As the bird soars through the sky however, it is slowly caught up by the void again, this time it forming a bird cage. The implication this time is pretty clear: Even if Eren gains wings, even if he goes outside the walls, there is still something denying him his freedom and keeping him in this bird cage. Something has to fundamentally change and with a sweeping crescendo, young Eren suddenly gets what he wished for.
Starting from inside where Eren is standing, the poppies turn into all kind of flowers and colors, the cage gets destroyed and reveals the entire world, a true horizon this time, while the night gives way for a new dawn. It almost hurts to see this young Eren full of wonder and happiness, finally achieving access to his vision of freedom. However, while the stunningly beautiful scenery continues, we see what this vision actually entails. The Trost District, at least I think it is, is abandoned, destroyed and grown over. I think the purple flowers are wisterias, representing love, beauty and longevity, which would be fitting, though it is hard to make out correctly. Next are one of the the outskirt and we see that the walls are indeed destroyed and so is the empty throne room and what I would guess is a part of Shiganshina. I can’t think of a specific reason of why these locations were chosen, they do line up with the major battles and locations following the story chronologically, though.

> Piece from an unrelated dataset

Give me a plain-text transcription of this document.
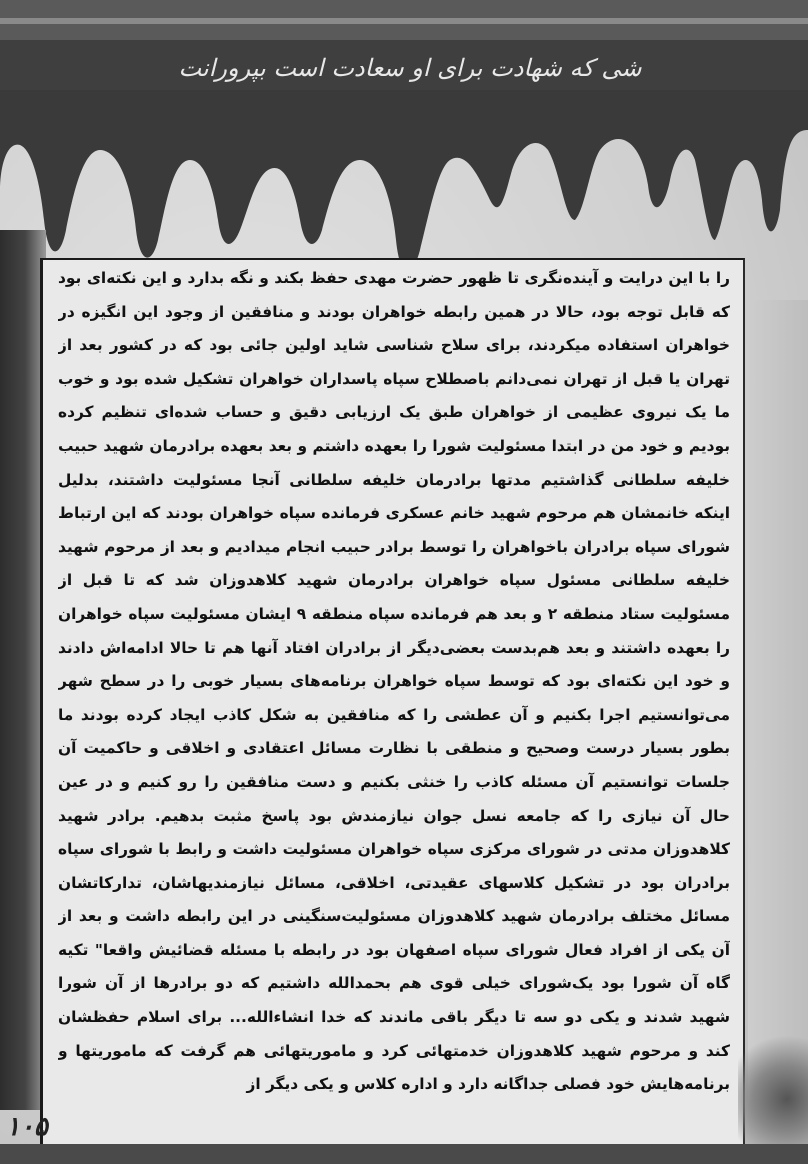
شی که شهادت برای او سعادت است بپرورانت

را با این درایت و آینده‌نگری تا ظهور حضرت مهدی حفظ بکند و نگه بدارد و این نکته‌ای بود که قابل توجه بود، حالا در همین رابطه خواهران بودند و منافقین از وجود این انگیزه در خواهران استفاده میکردند، برای سلاح شناسی شاید اولین جائی بود که در کشور بعد از تهران یا قبل از تهران نمی‌دانم باصطلاح سپاه پاسداران خواهران تشکیل شده بود و خوب ما یک نیروی عظیمی از خواهران طبق یک ارزیابی دقیق و حساب شده‌ای تنظیم کرده بودیم و خود من در ابتدا مسئولیت شورا را بعهده داشتم و بعد بعهده برادرمان شهید حبیب خلیفه سلطانی گذاشتیم مدتها برادرمان خلیفه سلطانی آنجا مسئولیت داشتند، بدلیل اینکه خانمشان هم مرحوم شهید خانم عسکری فرمانده سپاه خواهران بودند که این ارتباط شورای سپاه برادران باخواهران را توسط برادر حبیب انجام میدادیم و بعد از مرحوم شهید خلیفه سلطانی مسئول سپاه خواهران برادرمان شهید کلاهدوزان شد که تا قبل از مسئولیت ستاد منطقه ۲ و بعد هم فرمانده سپاه منطقه ۹ ایشان مسئولیت سپاه خواهران را بعهده داشتند و بعد هم‌بدست بعضی‌دیگر از برادران افتاد آنها هم تا حالا ادامه‌اش دادند و خود این نکته‌ای بود که توسط سپاه خواهران برنامه‌های بسیار خوبی را در سطح شهر می‌توانستیم اجرا بکنیم و آن عطشی را که منافقین به شکل کاذب ایجاد کرده بودند ما بطور بسیار درست وصحیح و منطقی با نظارت مسائل اعتقادی و اخلاقی و حاکمیت آن جلسات توانستیم آن مسئله کاذب را خنثی بکنیم و دست منافقین را رو کنیم و در عین حال آن نیازی را که جامعه نسل جوان نیازمندش بود پاسخ مثبت بدهیم. برادر شهید کلاهدوزان مدتی در شورای مرکزی سپاه خواهران مسئولیت داشت و رابط با شورای سپاه برادران بود در تشکیل کلاسهای عقیدتی، اخلاقی، مسائل نیازمندیهاشان، تدارکاتشان مسائل مختلف برادرمان شهید کلاهدوزان مسئولیت‌سنگینی در این رابطه داشت و بعد از آن یکی از افراد فعال شورای سپاه اصفهان بود در رابطه با مسئله قضائیش واقعا" تکیه گاه آن شورا بود یک‌شورای خیلی قوی هم بحمدالله داشتیم که دو برادرها از آن شورا شهید شدند و یکی دو سه تا دیگر باقی ماندند که خدا انشاءالله... برای اسلام حفظشان کند و مرحوم شهید کلاهدوزان خدمتهائی کرد و ماموریتهائی هم گرفت که ماموریتها و برنامه‌هایش خود فصلی جداگانه دارد و اداره کلاس و یکی دیگر از

۱۰۵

We finally see adult Eren, walking through a field of flowers and stepping on some of them. It is Eren who is responsible for this current world, which his younger self yearned for so much. He, however, does not smile, as more and more flower petals keep flying by his side in the wind. At the end, he finally comes to a stop. In the beginning, young Eren faced the camera and started walking from right to left and fight for his freedom until he became older and got to a stop when this freedom was achieved, now facing away towards the sun. Whether the lack of a smile on adult Eren’s face is that of regret or something different is up to debate… or to watching how this story unfolds until the end. But now that he achieved his goal, it can end, he no longer has to walk forward. I am not sure how to describe the last seconds without giving anything away. There are only so many interpretations of going up in flames and vanishing into the wind. Does it hit as hard as Eugeo going the other way?.. Maybe it does.
Attack on Titan is a tragedy and knowing how it ends, I couldn’t wish for a better Ending. It just captures the character of Eren so well and I like how it encapsulates the “The world is cruel, but also beautiful”-motive running through the series. It is also stunningly animated and the song itself is great too. All in all, peak fiction.
Attack on Titan is available on Crunchyroll.